The rain was light at first. We could see little puffs of smoke forming off the power lines across the street as the raindrops hit them every couple of seconds...obviously high quality insulation!!!
It slowly got heavier. The skies filled with the rumble of thunder...louder and louder... closer and closer.
Soon it was a full on downpour. Children were walking home from school, their uniforms, pigtails, and book bags drenched right down to the last fibre of khadi.
5 Boys, apparently drunk from the rain, were screaming, laughing, dancing in the downfall.
The streets quickly filled with water. Delhi's drainage system isn't so good... literally a pool was made of the streets
At the deepest points, sometimes in the middle of the road, children were lying on their stomachs, throwing one another around and splashing each other as random sandals floated around them
As people walk by, water up to their knees, theres a certain satisfaction to be noticed on their faces despite being soaked to the bone
Miniature tsunamis beat the street sides as cars, trucks, buses, rickshaws, and scooters drive by.
With my grandmother I sit on the verandah and look out at the water world that is currently Jungpura.
July 21st
Yesterday we returned from an amazing 3 day getaway to Rajisthan The dessert state of Indiaan extremely culturally rich areaEnter the 15th century.

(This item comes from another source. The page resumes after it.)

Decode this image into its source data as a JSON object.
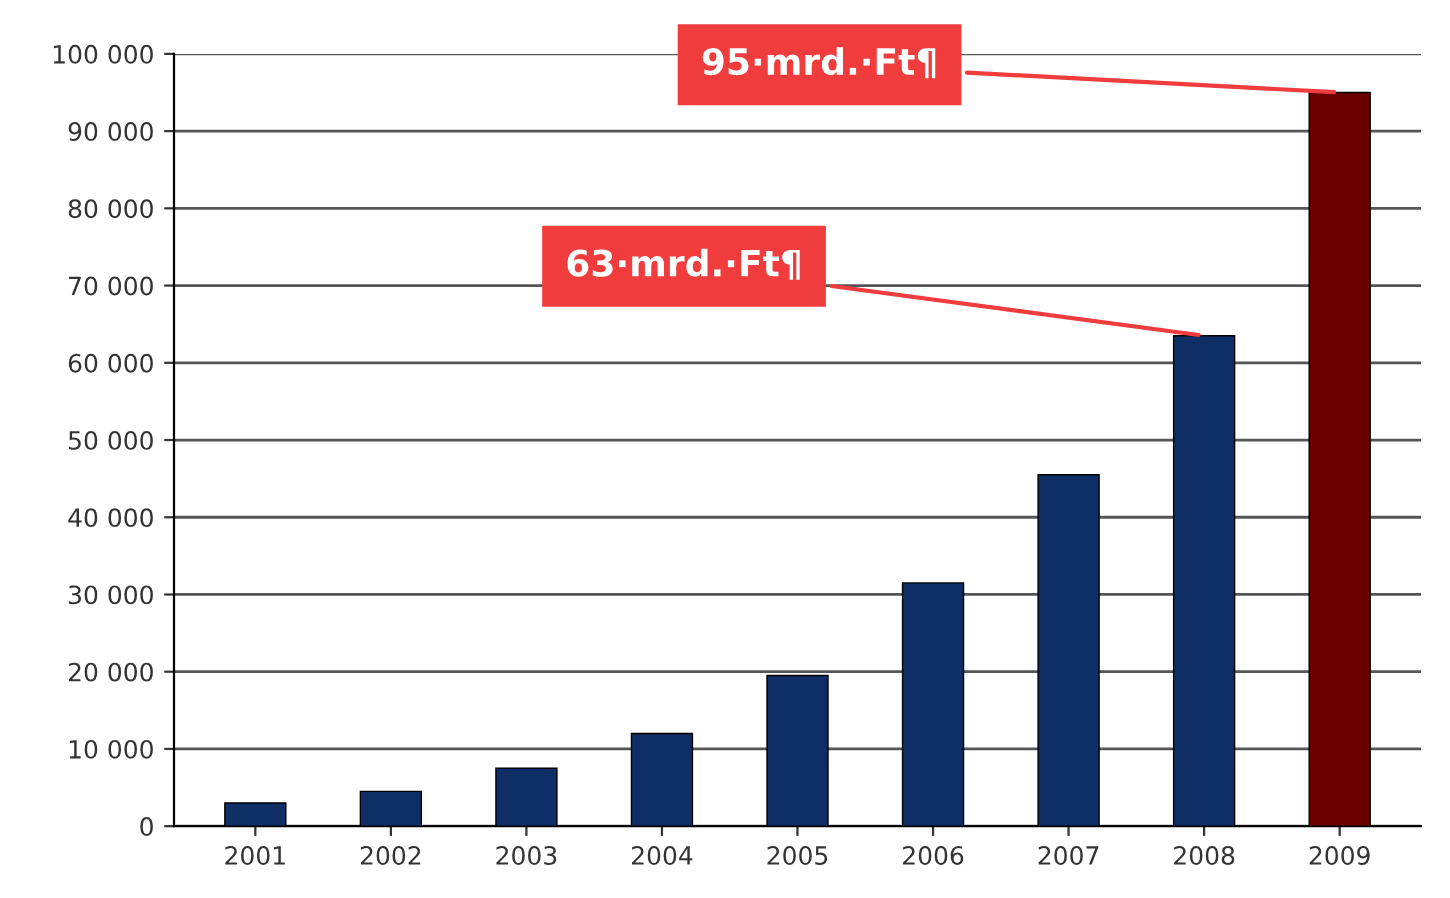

We stayed at the Neemrana Fort PalaceBuilt in 1464, Neemrana Fort-Palace became the third capital of the descendants of the Chauhans. They had fled Delhi after Prithviraj III was killed my Mahmud Ghori in 1192. Neemranas proud rulers, heady on their ancient lineage, continued to assert themselves, even under British rule. Thus, their lands were clipped and given away to Alwar, Patiala, Nabha and others who entertained them with champagne breakfasts and shikar (hunting). In 1947, Raja Rajinder Singh of Neemrana moved as the façade of his Fort-Palace crumbled and its ramparts began to give way. For forty years he tried to rid himself of his liability but there were no takers. In 1986, the ruins were acquired and their restoration begun. The fort recently won an award for being the foremost example of how we can pick architectural treasures from the national dustbin and turn them around.
By 2003, Neemrana Fort-Palace was finally ready with 45 rooms/suites. An additional wing now houses a health spa, an amphitheatre, the hanging gardens with a lounge, a restaurant, a conference room, and gym and four special suites. What was once a grand ruin, now stands resplendent.
Only the pictures will provide an idea of how gorgeous this place was. It was amazing. We stayed at a palace!!! This would be an amazing place for a wedding. They rent the entire place out for 5 Lakh Rupees for private functions - only in India
All Good Things Must Come To An End
It would take a lifetime to really fathom the depth, the diversity, the distinctive Indianess inherent in every little experience this country offers simply because each experience is so startlingly different, so encompassing, that it challenges your senses and carves for itself a niche in your mind
Mark Twain once said India is the one land that all men desire to see, and having seen once, by even a glimpse, would not give that glimpse for the shows of all the rest of the globe combined
After the soul-enriching experience of this visit. the internship and all of its eye-opening offerings, the magnificent temples, the vastly different landscapes, the mantras being chanted and carried across the golden shimmer of the skies at dusk by the cool water breezes, the people. I am ready to come home.